Have you taken all the correct steps in each of the written agreements to protect your company's disclosures and to prevent a dispute from arising? Does your nondisclosure agreement facilitate the exchange of information and the formation of the joint venture? Should a dispute arise, will the nondisclosure agreement protect your company, its disclosed confidential information, and related IP? Will your agreements provide the necessary protections under both U.S. and foreign laws? 

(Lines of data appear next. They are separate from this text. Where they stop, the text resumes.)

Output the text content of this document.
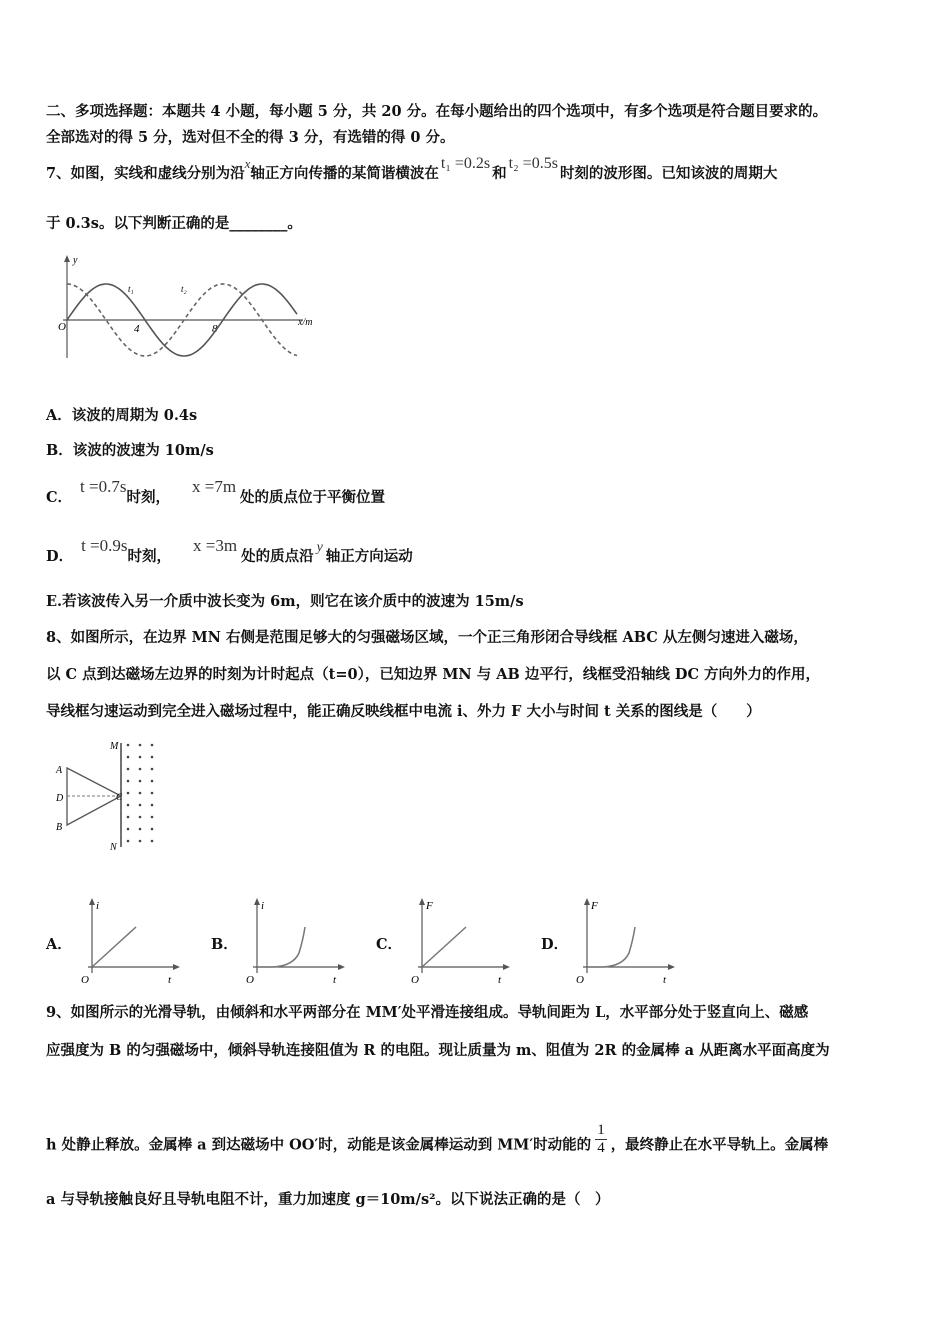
二、多项选择题：本题共 4 小题，每小题 5 分，共 20 分。在每小题给出的四个选项中，有多个选项是符合题目要求的。
全部选对的得 5 分，选对但不全的得 3 分，有选错的得 0 分。
7、如图，实线和虚线分别为沿x轴正方向传播的某简谐横波在t₁ =0.2s和t₂ =0.5s时刻的波形图。已知该波的周期大
于 0.3s。以下判断正确的是________。
y
x/m
O	4	8
t₁	t₂
A．该波的周期为 0.4s
B．该波的波速为 10m/s
C．t =0.7s时刻，x =7m处的质点位于平衡位置
D．t =0.9s时刻，x =3m处的质点沿y轴正方向运动
E.若该波传入另一介质中波长变为 6m，则它在该介质中的波速为 15m/s
8、如图所示，在边界 MN 右侧是范围足够大的匀强磁场区域，一个正三角形闭合导线框 ABC 从左侧匀速进入磁场，
以 C 点到达磁场左边界的时刻为计时起点（t=0），已知边界 MN 与 AB 边平行，线框受沿轴线 DC 方向外力的作用，
导线框匀速运动到完全进入磁场过程中，能正确反映线框中电流 i、外力 F 大小与时间 t 关系的图线是（　　）
A
D
B
C
M
N
A．
i
t
O
B．
i
t
O
C．
F
t
O
D．
F
t
O
9、如图所示的光滑导轨，由倾斜和水平两部分在 MM′处平滑连接组成。导轨间距为 L，水平部分处于竖直向上、磁感
应强度为 B 的匀强磁场中，倾斜导轨连接阻值为 R 的电阻。现让质量为 m、阻值为 2R 的金属棒 a 从距离水平面高度为
h 处静止释放。金属棒 a 到达磁场中 OO′时，动能是该金属棒运动到 MM′时动能的 $\frac{1}{4}$ ，最终静止在水平导轨上。金属棒
a 与导轨接触良好且导轨电阻不计，重力加速度 g＝10m/s²。以下说法正确的是（　）
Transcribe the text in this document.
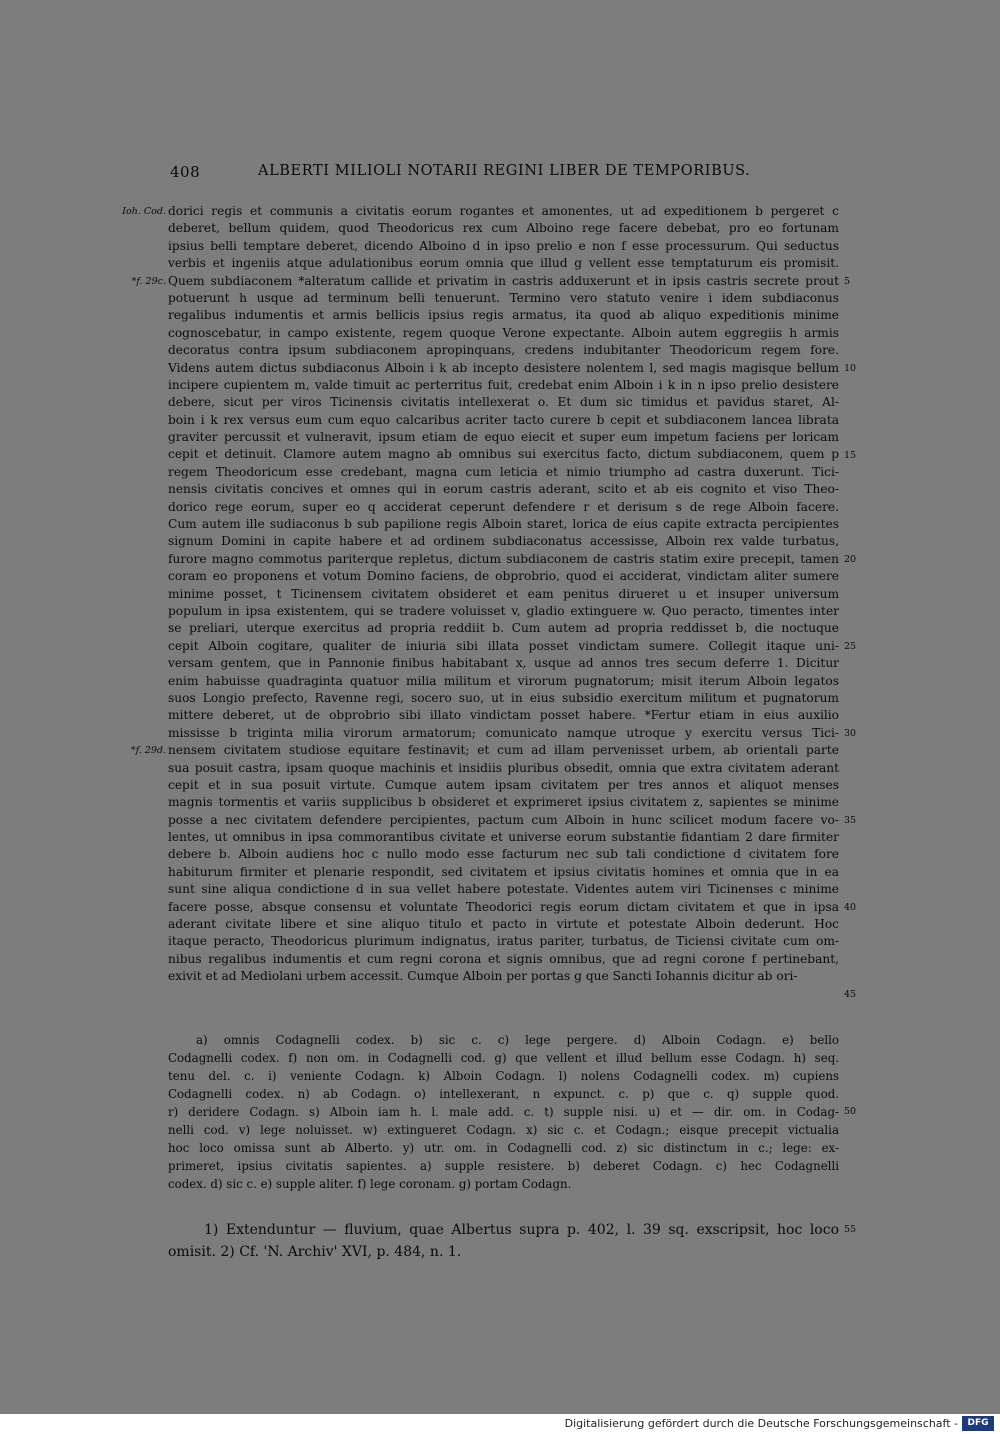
408	ALBERTI MILIOLI NOTARII REGINI LIBER DE TEMPORIBUS.
dorici regis et communis a civitatis eorum rogantes et amonentes, ut ad expeditionem b pergeret c
deberet, bellum quidem, quod Theodoricus rex cum Alboino rege facere debebat, pro eo fortunam
ipsius belli temptare deberet, dicendo Alboino d in ipso prelio e non f esse processurum. Qui seductus
verbis et ingeniis atque adulationibus eorum omnia que illud g vellent esse temptaturum eis promisit.
Quem subdiaconem *alteratum callide et privatim in castris adduxerunt et in ipsis castris secrete prout
potuerunt h usque ad terminum belli tenuerunt. Termino vero statuto venire i idem subdiaconus
regalibus indumentis et armis bellicis ipsius regis armatus, ita quod ab aliquo expeditionis minime
cognoscebatur, in campo existente, regem quoque Verone expectante. Alboin autem eggregiis h armis
decoratus contra ipsum subdiaconem apropinquans, credens indubitanter Theodoricum regem fore.
Videns autem dictus subdiaconus Alboin i k ab incepto desistere nolentem l, sed magis magisque bellum
incipere cupientem m, valde timuit ac perterritus fuit, credebat enim Alboin i k in n ipso prelio desistere
debere, sicut per viros Ticinensis civitatis intellexerat o. Et dum sic timidus et pavidus staret, Al-
boin i k rex versus eum cum equo calcaribus acriter tacto curere b cepit et subdiaconem lancea librata
graviter percussit et vulneravit, ipsum etiam de equo eiecit et super eum impetum faciens per loricam
cepit et detinuit. Clamore autem magno ab omnibus sui exercitus facto, dictum subdiaconem, quem p
regem Theodoricum esse credebant, magna cum leticia et nimio triumpho ad castra duxerunt. Tici-
nensis civitatis concives et omnes qui in eorum castris aderant, scito et ab eis cognito et viso Theo-
dorico rege eorum, super eo q acciderat ceperunt defendere r et derisum s de rege Alboin facere.
Cum autem ille sudiaconus b sub papilione regis Alboin staret, lorica de eius capite extracta percipientes
signum Domini in capite habere et ad ordinem subdiaconatus accessisse, Alboin rex valde turbatus,
furore magno commotus pariterque repletus, dictum subdiaconem de castris statim exire precepit, tamen
coram eo proponens et votum Domino faciens, de obprobrio, quod ei acciderat, vindictam aliter sumere
minime posset, t Ticinensem civitatem obsideret et eam penitus dirueret u et insuper universum
populum in ipsa existentem, qui se tradere voluisset v, gladio extinguere w. Quo peracto, timentes inter
se preliari, uterque exercitus ad propria reddiit b. Cum autem ad propria reddisset b, die noctuque
cepit Alboin cogitare, qualiter de iniuria sibi illata posset vindictam sumere. Collegit itaque uni-
versam gentem, que in Pannonie finibus habitabant x, usque ad annos tres secum deferre 1. Dicitur
enim habuisse quadraginta quatuor milia militum et virorum pugnatorum; misit iterum Alboin legatos
suos Longio prefecto, Ravenne regi, socero suo, ut in eius subsidio exercitum militum et pugnatorum
mittere deberet, ut de obprobrio sibi illato vindictam posset habere. *Fertur etiam in eius auxilio
mississe b triginta milia virorum armatorum; comunicato namque utroque y exercitu versus Tici-
nensem civitatem studiose equitare festinavit; et cum ad illam pervenisset urbem, ab orientali parte
sua posuit castra, ipsam quoque machinis et insidiis pluribus obsedit, omnia que extra civitatem aderant
cepit et in sua posuit virtute. Cumque autem ipsam civitatem per tres annos et aliquot menses
magnis tormentis et variis supplicibus b obsideret et exprimeret ipsius civitatem z, sapientes se minime
posse a nec civitatem defendere percipientes, pactum cum Alboin in hunc scilicet modum facere vo-
lentes, ut omnibus in ipsa commorantibus civitate et universe eorum substantie fidantiam 2 dare firmiter
debere b. Alboin audiens hoc c nullo modo esse facturum nec sub tali condictione d civitatem fore
habiturum firmiter et plenarie respondit, sed civitatem et ipsius civitatis homines et omnia que in ea
sunt sine aliqua condictione d in sua vellet habere potestate. Videntes autem viri Ticinenses c minime
facere posse, absque consensu et voluntate Theodorici regis eorum dictam civitatem et que in ipsa
aderant civitate libere et sine aliquo titulo et pacto in virtute et potestate Alboin dederunt. Hoc
itaque peracto, Theodoricus plurimum indignatus, iratus pariter, turbatus, de Ticiensi civitate cum om-
nibus regalibus indumentis et cum regni corona et signis omnibus, que ad regni corone f pertinebant,
exivit et ad Mediolani urbem accessit. Cumque Alboin per portas g que Sancti Iohannis dicitur ab ori-
Ioh. Cod.
*f. 29c.
*f. 29d.
5
10
15
20
25
30
35
40
45
50
55
a) omnis Codagnelli codex. b) sic c. c) lege pergere. d) Alboin Codagn. e) bello
Codagnelli codex. f) non om. in Codagnelli cod. g) que vellent et illud bellum esse Codagn. h) seq.
tenu del. c. i) veniente Codagn. k) Alboin Codagn. l) nolens Codagnelli codex. m) cupiens
Codagnelli codex. n) ab Codagn. o) intellexerant, n expunct. c. p) que c. q) supple quod.
r) deridere Codagn. s) Alboin iam h. l. male add. c. t) supple nisi. u) et — dir. om. in Codag-
nelli cod. v) lege noluisset. w) extingueret Codagn. x) sic c. et Codagn.; eisque precepit victualia
hoc loco omissa sunt ab Alberto. y) utr. om. in Codagnelli cod. z) sic distinctum in c.; lege: ex-
primeret, ipsius civitatis sapientes. a) supple resistere. b) deberet Codagn. c) hec Codagnelli
codex. d) sic c. e) supple aliter. f) lege coronam. g) portam Codagn.
1) Extenduntur — fluvium, quae Albertus supra p. 402, l. 39 sq. exscripsit, hoc loco
omisit. 2) Cf. 'N. Archiv' XVI, p. 484, n. 1.
Digitalisierung gefördert durch die Deutsche Forschungsgemeinschaft -	DFG
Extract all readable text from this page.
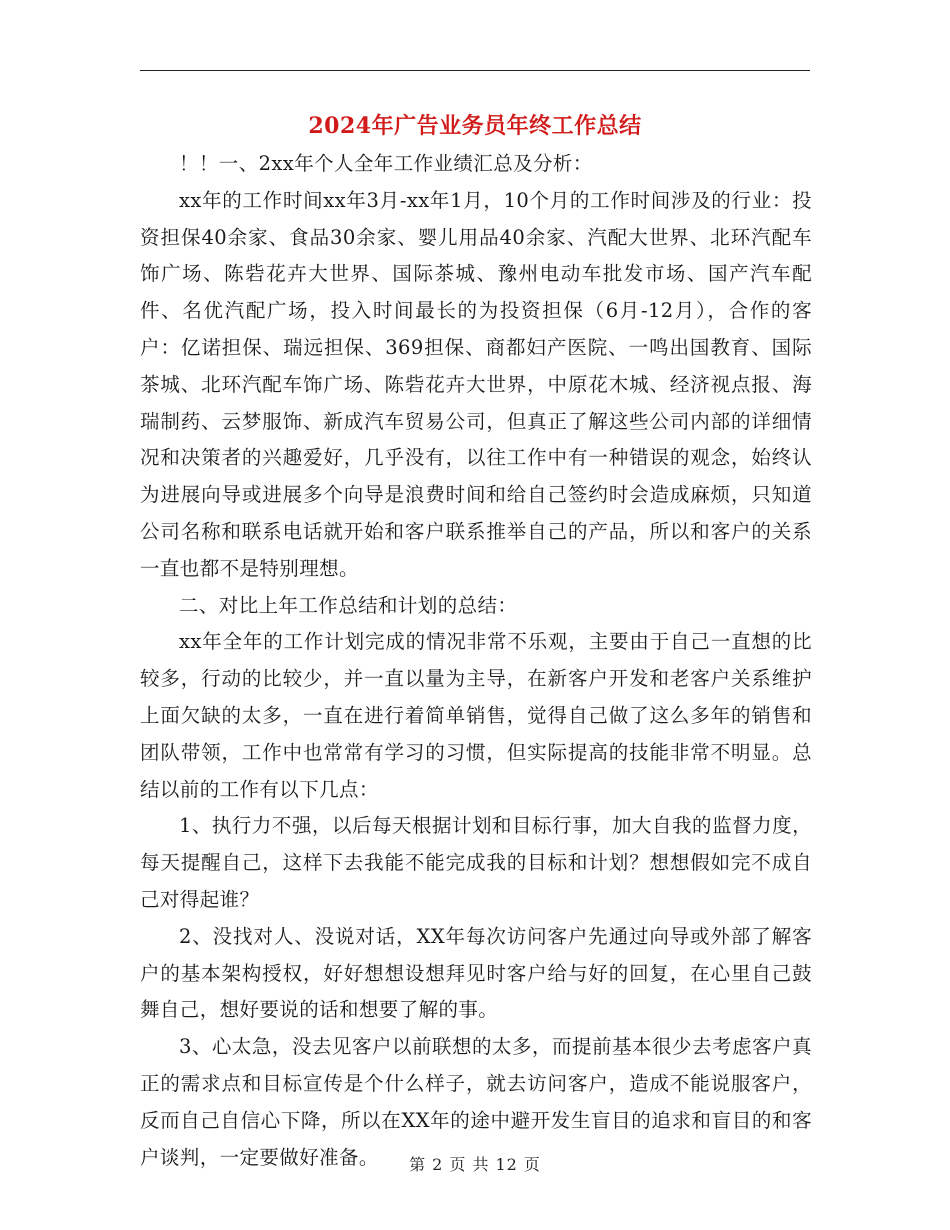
2024年广告业务员年终工作总结

！！一、2xx年个人全年工作业绩汇总及分析：

xx年的工作时间xx年3月-xx年1月，10个月的工作时间涉及的行业：投资担保40余家、食品30余家、婴儿用品40余家、汽配大世界、北环汽配车饰广场、陈砦花卉大世界、国际茶城、豫州电动车批发市场、国产汽车配件、名优汽配广场，投入时间最长的为投资担保（6月-12月），合作的客户：亿诺担保、瑞远担保、369担保、商都妇产医院、一鸣出国教育、国际茶城、北环汽配车饰广场、陈砦花卉大世界，中原花木城、经济视点报、海瑞制药、云梦服饰、新成汽车贸易公司，但真正了解这些公司内部的详细情况和决策者的兴趣爱好，几乎没有，以往工作中有一种错误的观念，始终认为进展向导或进展多个向导是浪费时间和给自己签约时会造成麻烦，只知道公司名称和联系电话就开始和客户联系推举自己的产品，所以和客户的关系一直也都不是特别理想。

二、对比上年工作总结和计划的总结：

xx年全年的工作计划完成的情况非常不乐观，主要由于自己一直想的比较多，行动的比较少，并一直以量为主导，在新客户开发和老客户关系维护上面欠缺的太多，一直在进行着简单销售，觉得自己做了这么多年的销售和团队带领，工作中也常常有学习的习惯，但实际提高的技能非常不明显。总结以前的工作有以下几点：

1、执行力不强，以后每天根据计划和目标行事，加大自我的监督力度，每天提醒自己，这样下去我能不能完成我的目标和计划？想想假如完不成自己对得起谁？

2、没找对人、没说对话，XX年每次访问客户先通过向导或外部了解客户的基本架构授权，好好想想设想拜见时客户给与好的回复，在心里自己鼓舞自己，想好要说的话和想要了解的事。

3、心太急，没去见客户以前联想的太多，而提前基本很少去考虑客户真正的需求点和目标宣传是个什么样子，就去访问客户，造成不能说服客户，反而自己自信心下降，所以在XX年的途中避开发生盲目的追求和盲目的和客户谈判，一定要做好准备。	第 2 页 共 12 页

These are specialized situations because the parties typically share information in the formative stage of the process, and then continue to share over several years of the venture. One party may be disclosing more of its secret sauce, while the other may have ongoing, internal projects that are similar to those disclosed.  We call these hybrid agreements because the parties interact with each other, almost as if the joint venture were formed, i.e., the "hybrid" nature of the commercial relationship. 

Here are some things to consider for nondisclosure agreements, "hybrid joint venture" agreements, and the related international IP dispute resolution issues that may arise:  
 

For the nondisclosure agreement, you should:
 

  • Weigh the risks and benefits of various laws, venues, and dispute resolution strategies involved during the nondisclosure agreement drafting process.
     
  • Craft contractual dispute resolution and other clauses that provide for favorable outcomes if disputes arise, including attorneys' fees and governing law provisions that take advantage of jurisdictional laws.
     
  • Identify best practices for managing the risks associated with the active and ongoing exchange of information, including tracking, logging, isolating, and protecting both parties' informational disclosures.
     
  • Consider the impact any exclusions or exceptions might have on disclosure (e.g., public domain exclusions).
     
  • Strategically file and prosecute patent applications not only before the U.S. Patent and Trademark Office but also in the European Union's (EU) Office for Harmonization in the Internal Market.
     

For any proposed joint venture agreements:
 

  • Anticipate "clear path" IP issues that help each party resolve commercial points related to ownership and licensing.
     
  • Include provisions that encourage member/manager and/or officer/director cooperation, and facilitate implementation of business plans and deliverables.
     
  • Negotiate and draft dispute resolution provisions that facilitate resolution of board and management deadlocks, ownership of IP and confidentiality issues, and financial disputes.
     
  • Consider foreign and U.S. tax-favorable structures and related operating agreement provisions.
     

For multiparty, multi-jurisdictional IP disputes:
 

  • Do not blindly include a dispute resolution provision without first carefully vetting dispute scenarios.
     
  • Do not assume that split clauses will allow you to seek an injunction in the U.S. or will be enforceable under applicable foreign laws.
     
  • Utilize properly drafted dispute resolution procedures contained either in the applicable nondisclosure agreement or the joint venture operating agreement to efficiently resolve disputes and save money.
     
  • Consider the nature and sensitivity of the IP when trade secrets, proprietary information, or research and development results are involved.
     
  • Determine whether the dispute benefits from an international tribunal having a technical background or experience in deciding IP disputes.
     
  • Consider whether to separate disputes exclusively related to patents from other types of IP disputes.
     
  • Determine what rules and procedures will be implemented in resolving any dispute.


In conclusion, for any hybrid joint venture, you should have an interdisciplinary legal team that is able to:
 

  • Draft and negotiate agreements that address and efficiently manage U.S. and foreign commercial relationships that focus on the exchange of IP and confidential information. 
     
  • Manage legal teams through the entire IP dispute resolution process in multinational, multiparty relationships (this includes special issues raised when engaging foreign counsel). 
     
  • Develop budgets, manage costs, and present concise, efficient forms of information to key employees and the company's Board of Directors.

The content of this article is intended to provide a general guide to the subject matter. Specialist advice should be sought about your specific circumstances.